Giving Students Hands-on Lab Experience: In a science department like Biological Sciences, undergraduates often ask faculty members for the opportunity to do a research project in their lab.  While faculty members do what they can to offer those opportunities, none have room in their labs for every student who asks.  If the department had a way to provide more research opportunities for our students, they would have a better chance of landing a job with a bachelor’s degree in biology.  Enter CURE courses!

What is a CURE course? In a CURE course, students identify a research question they’d like to answer, and then design, perform, and analyze experiments where the outcomes are unknown.  Along the way they develop technical skills, learn to trouble-shoot their experimental designs, and problem-solve when experiments don’t work or produce unexpected data. Finally, they learn how to communicate their findings to their instructors, their departments, or at scientific meetings.

Why are CURE courses useful?  CUREs can give our students marketable skills for employment in the Memphis biotech industry or research institutes like St. Jude Children’s Research Hospital and the University of Tennessee Health Science Center.  Research experience is also important for resume-building for professional schools and new findings could lead to a scientific publication.  Seeing concepts discussed in class put into practice in the lab reinforces what they’ve learned.

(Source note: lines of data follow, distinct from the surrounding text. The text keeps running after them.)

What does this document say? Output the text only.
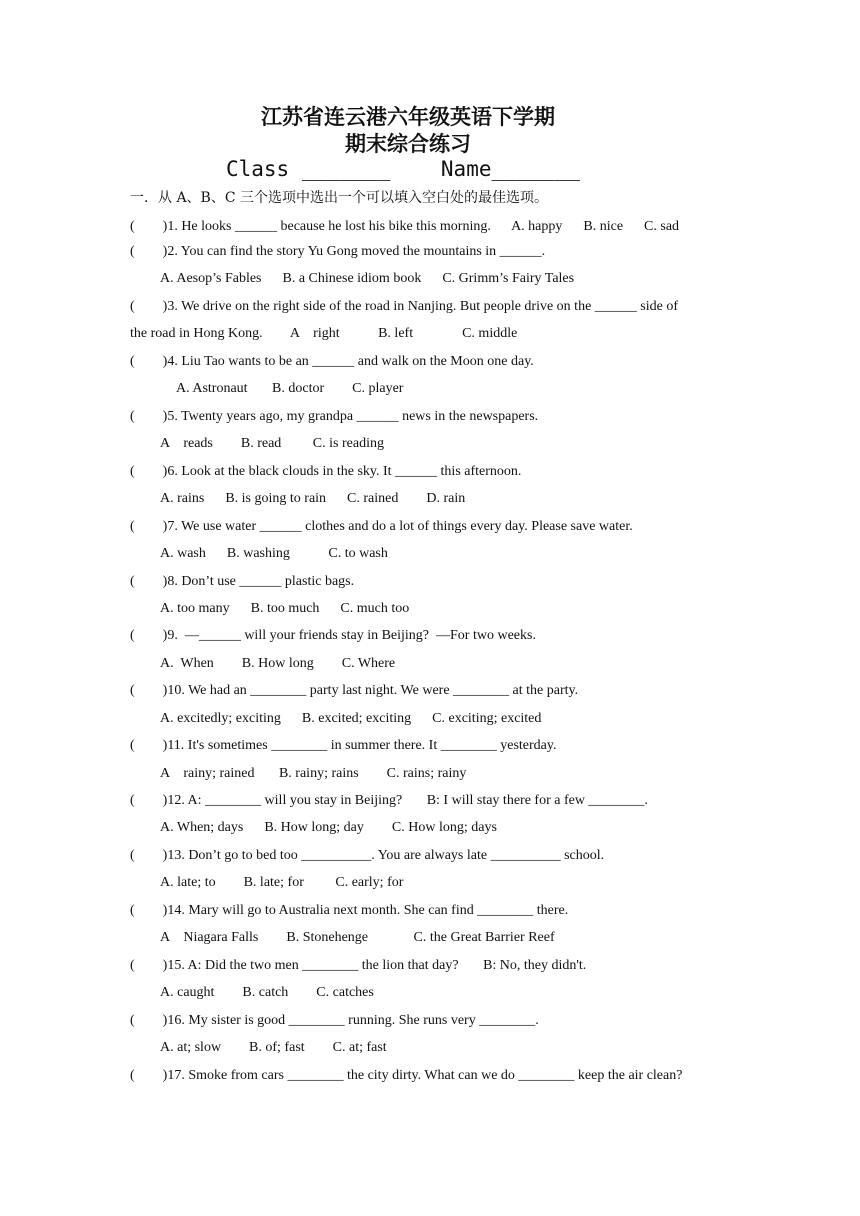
江苏省连云港六年级英语下学期
期末综合练习
Class _______    Name_______
一．从 A、B、C 三个选项中选出一个可以填入空白处的最佳选项。
(        )1. He looks ______ because he lost his bike this morning.      A. happy      B. nice      C. sad
(        )2. You can find the story Yu Gong moved the mountains in ______.
A. Aesop’s Fables      B. a Chinese idiom book      C. Grimm’s Fairy Tales
(        )3. We drive on the right side of the road in Nanjing. But people drive on the ______ side of
the road in Hong Kong.        A    right           B. left              C. middle
(        )4. Liu Tao wants to be an ______ and walk on the Moon one day.
A. Astronaut       B. doctor        C. player
(        )5. Twenty years ago, my grandpa ______ news in the newspapers.
A    reads        B. read         C. is reading
(        )6. Look at the black clouds in the sky. It ______ this afternoon.
A. rains      B. is going to rain      C. rained        D. rain
(        )7. We use water ______ clothes and do a lot of things every day. Please save water.
A. wash      B. washing           C. to wash
(        )8. Don’t use ______ plastic bags.
A. too many      B. too much      C. much too
(        )9.  —______ will your friends stay in Beijing?  —For two weeks.
A.  When        B. How long        C. Where
(        )10. We had an ________ party last night. We were ________ at the party.
A. excitedly; exciting      B. excited; exciting      C. exciting; excited
(        )11. It's sometimes ________ in summer there. It ________ yesterday.
A    rainy; rained       B. rainy; rains        C. rains; rainy
(        )12. A: ________ will you stay in Beijing?       B: I will stay there for a few ________.
A. When; days      B. How long; day        C. How long; days
(        )13. Don’t go to bed too __________. You are always late __________ school.
A. late; to        B. late; for         C. early; for
(        )14. Mary will go to Australia next month. She can find ________ there.
A    Niagara Falls        B. Stonehenge             C. the Great Barrier Reef
(        )15. A: Did the two men ________ the lion that day?       B: No, they didn't.
A. caught        B. catch        C. catches
(        )16. My sister is good ________ running. She runs very ________.
A. at; slow        B. of; fast        C. at; fast
(        )17. Smoke from cars ________ the city dirty. What can we do ________ keep the air clean?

The Department’s first CURE: BIOL 4090 Synthetic Biology:   Drs. Jaime Sabel and Judy Cole, along with graduate assistant Malle Carassaco-Harris, began offering the department’s first CURE course, Synthetic Biology, in the fall of 2018.  In this lab, students design and construct a novel biological device using the International Genetically Engineered Machine (iGEM) registry of standardized “parts” (DNA sequences that encode a biological function).   They then use these devices to answer a specific scientific question.   In the pilot run of the course, three groups of students learned to how to make bacteria express plasmids containing a specific part, how to harvest the plasmid from the bacteria, isolate each part, and join the parts together.  In Figure 1 a DNA ligase is used to join the LacI V5 promoter (a region of DNA where converting DNA into RNA starts) to a composite part consisting of a ribosomal binding site (a nucleotide sequence that recruits a ribosome to start protein translation) and a green fluorescent protein reporter gene used to indicate that the device is being expressed. If bacteria glow green, they are making the device.  In the first running of the class the all three groups of students chose to ask questions about the ability of a cobalt-sensitive promoter to (1) drive the expression of a super yellow fluorescent protein, (2) examine the cobalt promoter's sensitivity to nickel activation and (3) ask if cobalt-induced activation could overcome the effects of a weak terminator.  Although we discovered later that the promoter had a mutation that made it insensitive to cobalt (drat!), everyone managed to ligate three parts to make a three-part device.
Figure 2: Images from the first Synthetic Biology lab: (1) bacteria expressing the three-part device on an antibiotic-selective agar plate (2) groups updating their notebooks, (3) prepping DNA for ligation (4) setting up DNA to run an agarose gel, (5) running agarose gels, and (6) Look!  Restriction digests shows three parts!

Synthetic Biology Part Deux: At the end of last year's lab, students and faculty had a trouble-shooting session where they all exchanged ideas for improving the student experience.  Based on those suggestions, and their own observations on what did and didn't work,  Drs. Sabel and Cole are looking forward to a new group of students getting a hands-on experience synthesizing biology.